On Wed, 30/Sep/2009 at 22:27 +0200, Max Rabkin wrote:
I am *not* a physicist, but I imagine many physicists know at least something of functional analysis, algebra, Lie algebras, etc.
However, when physicists write programs (this is my inference from the widespread use of Fortran and the computational assignments given to undergraduate students) they are almost exclusively numerical: very often evaluating some integrals or integrating a system of differential equations. Although Haskell can do these things, it's not a place where Haskell really shines (compared to symbolic computation).

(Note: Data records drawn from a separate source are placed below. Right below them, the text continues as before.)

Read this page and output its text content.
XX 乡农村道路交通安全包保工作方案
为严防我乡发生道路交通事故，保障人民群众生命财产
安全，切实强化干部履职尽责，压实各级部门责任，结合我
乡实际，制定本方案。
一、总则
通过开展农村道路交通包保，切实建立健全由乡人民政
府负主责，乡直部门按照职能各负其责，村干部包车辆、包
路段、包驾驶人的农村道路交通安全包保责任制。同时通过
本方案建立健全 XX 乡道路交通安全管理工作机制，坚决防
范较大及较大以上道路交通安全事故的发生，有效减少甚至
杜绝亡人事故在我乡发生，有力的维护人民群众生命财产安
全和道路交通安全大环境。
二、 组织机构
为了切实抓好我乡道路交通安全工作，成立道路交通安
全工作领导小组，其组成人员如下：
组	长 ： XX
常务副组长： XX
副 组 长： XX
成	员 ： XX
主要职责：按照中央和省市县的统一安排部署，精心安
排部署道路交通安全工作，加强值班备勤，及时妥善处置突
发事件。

Well, if you want to write all the code in Haskell, maybe this is true (some parts an imperative code still is the most efficient, but nothing that you can't do in C and use in Haskell via FFI). But in my case, Haskell really shined using as an interface to GSL/Lapack via the wonderful hmatrix lib.
Since I'm not a physicist, I can't give a good example, but think more of the things Mathematica is good for, rather than Fortran or Matlab. My impression is that Haskell's advantage over Mathematica is in its generality: Mathematica is great if it has a builtin function to do what you want, but it's not a very pleasant programming language.
And speed is other advantage! The code that I wrote to solve a problem in bose condensation is dozen times fastest that the Mathematica equivalent, and much more clean and simple to expand or modify. Edgar
HTH, Max
On Wed, Sep 30, 2009 at 9:39 PM, Khudyakov Alexey
wrote: В сообщении от Среда 30 сентября 2009 23:29:32 Max Rabkin написал:
On Wed, Sep 30, 2009 at 9:24 PM, Alberto G. Corona
wrote: Haskell: mathematics beyond numerical calculus
I'd imagine most physicists know a fair bit of mathematics beyond numerical calculus; what they might not know much about is *computation* beyond numerical calculus.
Could you elaborate this. As physicist I don't quite get it.